Questionnaires were administered before surgery, and at three, nine, 15 and 24 months after, assessing the patient’s quality of life (QOL), health status and wellbeing, and included measurements of the patient’s depression, anxiety and self-efficacy.

After analyzing the responses, the researchers detected four distinct groups of patients depending on how well they recovered from colorectal cancer and its treatment. From this information, the authors identified how many patients fit into each of the four groups and what factors were associated with them.

Groups one and two recovered generally well, with results on each of the three indicators either above or within the normal range (QOL 70 percent, health status 33.3 percent and wellbeing 77.6 percent). Group three had some problems (QOL 24.2 percent, health status 59.3 percent and wellbeing 18.2 percent), whereas group four scored consistently poorly on QOL (5.3 percent, health 7.4 percent and wellbeing 4.2 percent).

Approximately one in five participants were found to be depressed at baseline. Of these 147 patients, 21 percent of those with depression were in the group having the worst health two years after treatment, compared with 2.9 percent of those without depression, and 18.4 percent were in the group with the worst quality of life two years after treatment, compared with 1.4 percent of patients who were not depressed.

Overall, the researchers found that higher levels of depression before surgery and lower feelings of self-efficacy were significantly linked to poorer outcomes in the areas of QOL, health and wellbeing.

“Most people [treated with curative intent] have good quality of life and personal wellbeing in the first two years following colorectal cancer surgery in spite of reporting problems with their health,” explained Foster, a professor of psychosocial oncology and director of the Macmillan Survivorship Research Group at the University of Southampton. “However, around a third of patients report poorer quality of life and personal wellbeing over the first two years of treatment.”

Foster said that patients who reported depression and low confidence to manage illness-related problems before their treatment began were most likely to report poorer quality of life, health status and personal wellbeing in the first two years following surgery, when compared with those who were not depressed or had high confidence in their ability to manage illness-related problems.
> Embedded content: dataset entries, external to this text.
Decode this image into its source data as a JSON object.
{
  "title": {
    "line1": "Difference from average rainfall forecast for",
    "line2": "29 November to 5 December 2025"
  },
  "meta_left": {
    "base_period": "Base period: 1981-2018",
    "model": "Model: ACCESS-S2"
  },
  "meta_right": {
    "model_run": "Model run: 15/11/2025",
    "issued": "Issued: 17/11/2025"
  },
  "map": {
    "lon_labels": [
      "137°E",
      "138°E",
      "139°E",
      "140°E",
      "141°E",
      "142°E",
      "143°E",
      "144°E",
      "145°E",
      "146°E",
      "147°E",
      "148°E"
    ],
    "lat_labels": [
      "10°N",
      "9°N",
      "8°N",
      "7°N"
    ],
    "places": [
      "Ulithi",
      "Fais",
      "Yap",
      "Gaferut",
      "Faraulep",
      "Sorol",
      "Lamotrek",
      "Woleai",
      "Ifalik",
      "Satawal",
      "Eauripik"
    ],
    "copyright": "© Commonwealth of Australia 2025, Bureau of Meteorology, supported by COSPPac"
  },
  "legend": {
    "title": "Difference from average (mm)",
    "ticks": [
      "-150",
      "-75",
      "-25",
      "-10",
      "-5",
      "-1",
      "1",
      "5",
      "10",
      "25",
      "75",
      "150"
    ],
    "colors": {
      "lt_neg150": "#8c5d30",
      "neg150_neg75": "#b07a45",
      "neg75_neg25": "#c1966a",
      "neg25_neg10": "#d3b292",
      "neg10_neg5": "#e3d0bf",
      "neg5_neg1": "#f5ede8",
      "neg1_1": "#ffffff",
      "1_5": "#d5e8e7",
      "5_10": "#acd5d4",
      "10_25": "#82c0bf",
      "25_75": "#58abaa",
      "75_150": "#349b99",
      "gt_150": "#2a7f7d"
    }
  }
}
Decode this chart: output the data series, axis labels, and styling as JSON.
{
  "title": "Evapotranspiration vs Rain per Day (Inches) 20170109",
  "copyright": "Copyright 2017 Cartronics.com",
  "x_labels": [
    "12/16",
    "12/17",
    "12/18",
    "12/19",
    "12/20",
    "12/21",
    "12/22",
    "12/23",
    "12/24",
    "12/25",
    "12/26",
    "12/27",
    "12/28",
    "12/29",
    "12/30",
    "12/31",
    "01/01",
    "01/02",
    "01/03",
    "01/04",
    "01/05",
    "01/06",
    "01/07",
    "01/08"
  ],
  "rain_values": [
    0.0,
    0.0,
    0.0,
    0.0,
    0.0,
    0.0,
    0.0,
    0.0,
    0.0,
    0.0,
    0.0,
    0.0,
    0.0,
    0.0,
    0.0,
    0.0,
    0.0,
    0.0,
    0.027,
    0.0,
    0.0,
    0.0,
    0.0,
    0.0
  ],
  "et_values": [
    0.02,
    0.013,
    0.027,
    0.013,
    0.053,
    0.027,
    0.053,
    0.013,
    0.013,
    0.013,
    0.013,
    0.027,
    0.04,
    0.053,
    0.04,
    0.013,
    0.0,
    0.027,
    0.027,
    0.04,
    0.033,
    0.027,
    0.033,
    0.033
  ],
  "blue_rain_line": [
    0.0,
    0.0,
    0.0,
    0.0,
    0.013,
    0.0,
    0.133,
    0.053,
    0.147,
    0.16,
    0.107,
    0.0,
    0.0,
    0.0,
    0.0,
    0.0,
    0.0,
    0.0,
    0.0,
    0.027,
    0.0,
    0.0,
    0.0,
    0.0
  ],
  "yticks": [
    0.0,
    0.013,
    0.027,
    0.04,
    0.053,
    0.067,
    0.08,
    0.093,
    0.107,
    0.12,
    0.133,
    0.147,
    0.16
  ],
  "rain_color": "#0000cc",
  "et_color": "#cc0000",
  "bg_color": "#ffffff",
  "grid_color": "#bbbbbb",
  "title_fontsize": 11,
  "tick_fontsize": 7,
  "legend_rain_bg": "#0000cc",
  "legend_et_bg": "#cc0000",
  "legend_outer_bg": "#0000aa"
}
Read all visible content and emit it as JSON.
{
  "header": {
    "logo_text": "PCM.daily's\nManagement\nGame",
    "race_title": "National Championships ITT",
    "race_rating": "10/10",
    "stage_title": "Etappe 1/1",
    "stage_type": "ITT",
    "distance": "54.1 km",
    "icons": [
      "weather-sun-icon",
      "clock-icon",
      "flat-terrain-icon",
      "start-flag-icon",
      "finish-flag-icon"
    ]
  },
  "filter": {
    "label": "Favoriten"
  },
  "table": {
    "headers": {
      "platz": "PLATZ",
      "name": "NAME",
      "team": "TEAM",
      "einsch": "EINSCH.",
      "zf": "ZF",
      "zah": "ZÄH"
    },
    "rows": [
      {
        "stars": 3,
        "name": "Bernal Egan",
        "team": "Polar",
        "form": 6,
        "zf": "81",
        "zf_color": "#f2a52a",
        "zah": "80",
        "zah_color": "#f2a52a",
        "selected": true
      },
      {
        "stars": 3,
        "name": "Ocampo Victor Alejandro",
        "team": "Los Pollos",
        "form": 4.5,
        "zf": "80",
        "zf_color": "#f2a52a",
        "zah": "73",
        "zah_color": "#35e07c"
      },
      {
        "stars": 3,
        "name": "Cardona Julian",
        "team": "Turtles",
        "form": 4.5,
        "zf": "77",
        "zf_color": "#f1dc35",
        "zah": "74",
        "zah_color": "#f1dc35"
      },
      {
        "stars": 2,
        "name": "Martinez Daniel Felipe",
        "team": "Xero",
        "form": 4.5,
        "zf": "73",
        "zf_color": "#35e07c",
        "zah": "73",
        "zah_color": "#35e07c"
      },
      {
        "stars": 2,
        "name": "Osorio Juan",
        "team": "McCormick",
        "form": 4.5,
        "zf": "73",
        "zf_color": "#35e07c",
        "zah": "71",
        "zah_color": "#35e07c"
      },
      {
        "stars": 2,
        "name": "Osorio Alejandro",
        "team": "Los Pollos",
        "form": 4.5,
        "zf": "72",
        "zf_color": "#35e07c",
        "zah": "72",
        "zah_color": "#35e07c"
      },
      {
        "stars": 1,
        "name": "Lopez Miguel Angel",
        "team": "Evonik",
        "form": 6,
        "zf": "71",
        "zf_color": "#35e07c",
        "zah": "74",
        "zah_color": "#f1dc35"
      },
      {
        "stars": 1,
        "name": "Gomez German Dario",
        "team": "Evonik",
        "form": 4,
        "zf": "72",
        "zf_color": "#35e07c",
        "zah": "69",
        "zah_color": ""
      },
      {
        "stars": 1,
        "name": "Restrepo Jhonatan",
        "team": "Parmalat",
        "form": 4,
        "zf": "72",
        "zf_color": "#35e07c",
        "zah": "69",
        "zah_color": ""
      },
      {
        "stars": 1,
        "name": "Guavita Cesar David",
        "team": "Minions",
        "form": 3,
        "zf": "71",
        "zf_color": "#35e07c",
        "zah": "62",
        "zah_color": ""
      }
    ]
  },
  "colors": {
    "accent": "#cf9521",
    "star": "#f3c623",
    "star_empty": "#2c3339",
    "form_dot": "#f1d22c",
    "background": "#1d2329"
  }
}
For clinicians, these findings suggest that they should assess each patient’s self-efficacy beginning at the time of diagnosis to help determine which patients are more at risk of experiencing a poorer recovery. Those with depression and anxiety have the opportunity to receive the psychological and emotional support they need, hopefully helping them achieve a more positive trajectory in recovery.

“This is significant, because gaining support to manage depression and increase confidence to manage may make a significant difference to these people’s recovery experiences,” Foster said. “We want this study to raise the profile of these psychosocial issues which are very important in how people manage during and following their treatment and may be improved by appropriate support.”
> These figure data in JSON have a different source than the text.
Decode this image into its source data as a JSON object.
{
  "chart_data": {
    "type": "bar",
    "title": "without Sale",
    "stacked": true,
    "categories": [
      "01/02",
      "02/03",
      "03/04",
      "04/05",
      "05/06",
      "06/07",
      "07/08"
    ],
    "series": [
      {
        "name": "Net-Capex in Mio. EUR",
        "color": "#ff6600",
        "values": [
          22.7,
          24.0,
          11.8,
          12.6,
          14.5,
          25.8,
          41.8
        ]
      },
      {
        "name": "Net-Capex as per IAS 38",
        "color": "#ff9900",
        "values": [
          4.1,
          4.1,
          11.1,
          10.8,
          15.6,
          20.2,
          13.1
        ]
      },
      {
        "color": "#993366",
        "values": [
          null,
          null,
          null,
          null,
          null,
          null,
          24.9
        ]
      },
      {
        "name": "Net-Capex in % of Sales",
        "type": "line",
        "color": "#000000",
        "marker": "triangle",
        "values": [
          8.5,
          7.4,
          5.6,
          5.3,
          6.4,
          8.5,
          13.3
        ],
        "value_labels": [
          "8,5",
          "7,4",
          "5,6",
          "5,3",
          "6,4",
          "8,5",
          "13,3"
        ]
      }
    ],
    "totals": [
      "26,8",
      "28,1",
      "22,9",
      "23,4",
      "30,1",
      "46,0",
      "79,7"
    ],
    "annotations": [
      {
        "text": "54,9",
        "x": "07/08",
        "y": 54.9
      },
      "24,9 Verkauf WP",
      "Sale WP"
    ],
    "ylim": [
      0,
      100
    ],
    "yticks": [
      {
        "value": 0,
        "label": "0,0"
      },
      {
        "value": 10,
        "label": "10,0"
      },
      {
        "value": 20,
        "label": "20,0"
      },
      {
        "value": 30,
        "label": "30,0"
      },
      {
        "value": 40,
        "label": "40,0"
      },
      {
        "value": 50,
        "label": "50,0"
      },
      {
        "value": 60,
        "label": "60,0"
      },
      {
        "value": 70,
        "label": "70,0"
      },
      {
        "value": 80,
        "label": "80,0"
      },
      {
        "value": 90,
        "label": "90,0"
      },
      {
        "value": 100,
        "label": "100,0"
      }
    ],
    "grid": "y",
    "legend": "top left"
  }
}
Foster and her team are planning to continue their study, furthering their research with their group of patients with colorectal cancer, as well as branching out to study more cancer types.

Foster C, Haviland J, Winter J, et al. Pre-surgery depression and confidence to manage problems predict recovery trajectories of health and wellbeing in the first two years following colorectal cancer: results from the CREW cohort study. PLOS One. 2016 May 12;11(5):e0155434.